# Omnistor Awning Installation



## ingram (May 12, 2005)

I watched an Omnistor awning ( sunshade ) being installed at the Stratford show. I wasn't close enough to see exact detail but it appeared that the side of the 'van was drilled ( after measuring / marking ) and mounting brackets / plates were 'screwed on'. The awning was then mounted to the brackets and fixed. Total time about 20 minutes.

I then looked in my own Omnistor Installation Instructions booklet and noted that the mounting plates should be *bolted* through the side wall of the motorhome, with a spreader plate and securing nut on the inside.

Any comments, anyone?

Harvey


----------



## james9327 (Jun 22, 2009)

Hi
Put omnistor into you tube and a guy is putting one up from scratch.
thats how I learnt. He makes it look very easy but with you do get there.

Regards


----------



## spykal (May 9, 2005)

Hi Harvey

My experience of having a new Omnistor awning refitted to my old Autosleeper after the original one had been damaged was that the Autosleeper workshop had to refit the brackets with bolts that went right through the side of the van just as you describe. The original one, which I think was fitted by Autosleepers when the van was made, was screwed into the fitted timber strengthening within the body of the van... ie the timber was put there when the GRP monocoque shell was made up ready to accept an awning if required.

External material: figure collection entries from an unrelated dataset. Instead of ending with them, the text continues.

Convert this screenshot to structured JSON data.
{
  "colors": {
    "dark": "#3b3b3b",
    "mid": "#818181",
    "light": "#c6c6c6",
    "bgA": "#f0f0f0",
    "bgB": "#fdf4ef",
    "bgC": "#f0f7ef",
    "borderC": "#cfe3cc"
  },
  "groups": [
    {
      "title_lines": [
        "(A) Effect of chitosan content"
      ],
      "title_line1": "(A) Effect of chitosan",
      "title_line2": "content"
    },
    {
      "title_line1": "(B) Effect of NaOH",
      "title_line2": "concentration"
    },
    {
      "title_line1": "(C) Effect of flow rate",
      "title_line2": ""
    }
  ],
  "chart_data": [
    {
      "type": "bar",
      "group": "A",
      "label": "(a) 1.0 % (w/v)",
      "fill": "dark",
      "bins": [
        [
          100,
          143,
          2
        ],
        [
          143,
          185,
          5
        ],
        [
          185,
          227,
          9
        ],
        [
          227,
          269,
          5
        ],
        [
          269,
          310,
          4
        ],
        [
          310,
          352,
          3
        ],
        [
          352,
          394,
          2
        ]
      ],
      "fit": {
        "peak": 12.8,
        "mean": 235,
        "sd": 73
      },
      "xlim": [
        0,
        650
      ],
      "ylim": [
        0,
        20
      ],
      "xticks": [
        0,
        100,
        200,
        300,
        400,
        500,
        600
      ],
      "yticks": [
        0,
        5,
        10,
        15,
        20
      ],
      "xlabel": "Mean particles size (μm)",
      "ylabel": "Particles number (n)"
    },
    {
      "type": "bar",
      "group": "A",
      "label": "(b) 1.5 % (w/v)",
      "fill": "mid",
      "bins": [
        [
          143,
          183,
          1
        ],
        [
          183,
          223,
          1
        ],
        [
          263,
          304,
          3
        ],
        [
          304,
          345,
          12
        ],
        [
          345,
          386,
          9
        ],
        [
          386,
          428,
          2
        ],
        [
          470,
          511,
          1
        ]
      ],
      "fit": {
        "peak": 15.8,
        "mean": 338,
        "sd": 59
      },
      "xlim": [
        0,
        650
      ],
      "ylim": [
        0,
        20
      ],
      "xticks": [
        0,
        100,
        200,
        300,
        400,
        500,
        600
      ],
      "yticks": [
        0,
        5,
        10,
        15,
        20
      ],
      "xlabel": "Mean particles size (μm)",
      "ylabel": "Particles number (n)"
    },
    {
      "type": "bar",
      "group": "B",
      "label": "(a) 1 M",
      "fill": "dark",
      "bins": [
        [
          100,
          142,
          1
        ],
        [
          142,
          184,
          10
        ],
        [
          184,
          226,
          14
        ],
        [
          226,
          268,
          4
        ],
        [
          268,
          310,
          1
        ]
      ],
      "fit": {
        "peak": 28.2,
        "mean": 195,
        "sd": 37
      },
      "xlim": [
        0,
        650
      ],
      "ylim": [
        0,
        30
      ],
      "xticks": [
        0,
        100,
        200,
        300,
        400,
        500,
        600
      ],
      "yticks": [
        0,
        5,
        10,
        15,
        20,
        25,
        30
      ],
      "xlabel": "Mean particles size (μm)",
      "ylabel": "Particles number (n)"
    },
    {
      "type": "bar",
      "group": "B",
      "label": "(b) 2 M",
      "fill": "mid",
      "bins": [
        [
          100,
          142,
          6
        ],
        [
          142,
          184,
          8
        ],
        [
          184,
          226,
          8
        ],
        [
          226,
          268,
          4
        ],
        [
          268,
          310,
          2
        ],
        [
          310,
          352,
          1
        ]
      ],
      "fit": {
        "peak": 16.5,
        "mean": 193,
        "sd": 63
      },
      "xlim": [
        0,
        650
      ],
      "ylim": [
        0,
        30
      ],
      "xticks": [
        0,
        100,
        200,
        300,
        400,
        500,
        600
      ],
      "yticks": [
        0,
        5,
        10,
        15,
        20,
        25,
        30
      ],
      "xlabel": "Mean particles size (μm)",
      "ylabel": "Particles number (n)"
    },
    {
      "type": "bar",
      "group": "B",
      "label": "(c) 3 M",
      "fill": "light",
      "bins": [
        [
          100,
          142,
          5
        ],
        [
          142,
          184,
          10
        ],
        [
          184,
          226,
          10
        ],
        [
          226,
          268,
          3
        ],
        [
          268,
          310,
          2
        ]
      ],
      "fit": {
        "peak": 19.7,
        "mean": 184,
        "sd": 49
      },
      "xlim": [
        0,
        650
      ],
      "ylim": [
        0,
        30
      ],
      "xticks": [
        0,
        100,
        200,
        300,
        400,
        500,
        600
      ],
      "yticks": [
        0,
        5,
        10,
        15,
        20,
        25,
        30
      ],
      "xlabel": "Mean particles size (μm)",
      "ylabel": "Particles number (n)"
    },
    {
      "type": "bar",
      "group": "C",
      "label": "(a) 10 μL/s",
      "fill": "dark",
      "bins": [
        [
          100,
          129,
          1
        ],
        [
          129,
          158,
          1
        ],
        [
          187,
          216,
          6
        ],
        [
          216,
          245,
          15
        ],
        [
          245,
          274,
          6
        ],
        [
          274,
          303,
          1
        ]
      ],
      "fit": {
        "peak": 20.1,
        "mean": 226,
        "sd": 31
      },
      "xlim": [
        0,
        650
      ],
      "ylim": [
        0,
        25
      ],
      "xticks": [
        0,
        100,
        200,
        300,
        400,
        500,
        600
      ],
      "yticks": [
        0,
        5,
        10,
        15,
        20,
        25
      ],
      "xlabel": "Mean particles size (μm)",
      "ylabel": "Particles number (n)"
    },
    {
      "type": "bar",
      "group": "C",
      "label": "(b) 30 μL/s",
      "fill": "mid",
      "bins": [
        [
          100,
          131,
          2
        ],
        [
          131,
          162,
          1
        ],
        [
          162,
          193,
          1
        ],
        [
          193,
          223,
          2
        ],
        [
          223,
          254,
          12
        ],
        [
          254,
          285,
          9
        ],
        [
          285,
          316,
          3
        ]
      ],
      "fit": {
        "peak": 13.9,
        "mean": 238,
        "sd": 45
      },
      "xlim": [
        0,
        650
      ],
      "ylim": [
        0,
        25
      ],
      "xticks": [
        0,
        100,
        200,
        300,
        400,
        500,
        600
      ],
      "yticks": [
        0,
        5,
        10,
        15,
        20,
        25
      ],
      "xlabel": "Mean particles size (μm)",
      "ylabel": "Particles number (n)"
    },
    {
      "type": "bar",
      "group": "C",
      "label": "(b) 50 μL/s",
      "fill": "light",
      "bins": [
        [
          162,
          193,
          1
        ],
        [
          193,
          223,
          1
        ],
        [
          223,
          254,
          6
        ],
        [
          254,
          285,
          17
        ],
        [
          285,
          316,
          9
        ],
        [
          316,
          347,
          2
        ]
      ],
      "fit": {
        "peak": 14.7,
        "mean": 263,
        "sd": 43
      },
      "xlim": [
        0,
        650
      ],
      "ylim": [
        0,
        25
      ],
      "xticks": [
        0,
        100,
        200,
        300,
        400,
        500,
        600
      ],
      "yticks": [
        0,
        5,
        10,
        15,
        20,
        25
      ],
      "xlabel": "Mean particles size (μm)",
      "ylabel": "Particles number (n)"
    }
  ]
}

The explanation given to me by the Autosleeper workshop was that nowadays the build regulations from the  > NCC < insist that any equipment hung onto the body of the van, a bike rack or awning, must be bolted through.

I have heard of an awning falling off onto those sat below..... :roll: and when a check was made it was just held on with small screws and some construction sealant :roll:

Mike


----------



## Mrplodd (Mar 4, 2008)

I for one would be MOST unhappy if such a weighty item was only screwed onto the side of my MH !!

Screws can pull out of timber, bolts are most unlikely to break !!

I am now going to check my MH !!


----------



## hymerbeliever (May 8, 2009)

They must be bolted through, preferably using 2 bolts per bracket: sometimes it helps to fix the brackets in situ with self tappers prior to fitting. Fit the brackets and bolts in the centre and at least the parts behind where the 2 end rafters come in.

Full length brackets usually have self tappers between the end and central regions (which are bolted) just to keep the bracket flat. 

Dont forget to use Sikaflex NOT silicone as a sealant behind the brackets before tightening and clean residue with turps.


----------



## ingram (May 12, 2005)

Just to clarify folks: I am not intending to install an awning. My 'van already had one fitted from the Autocruise factory when I bought it. I was reading the installation instructions because I was surprised at how the awning seemed to be being fitted at the show and I wouldn't have been very impressed if it had been mine, especially after reading the instructions.

It may be that 'special screws' were being used, but I am certain that 'bolting through' did not take place. I raised the subject just out of interest, I wondered how other people's awnings had been fitted ( if they knew ), or how they had fitted them themselves, or if any had fallen off.  

Keep on discussing  

Harvey


----------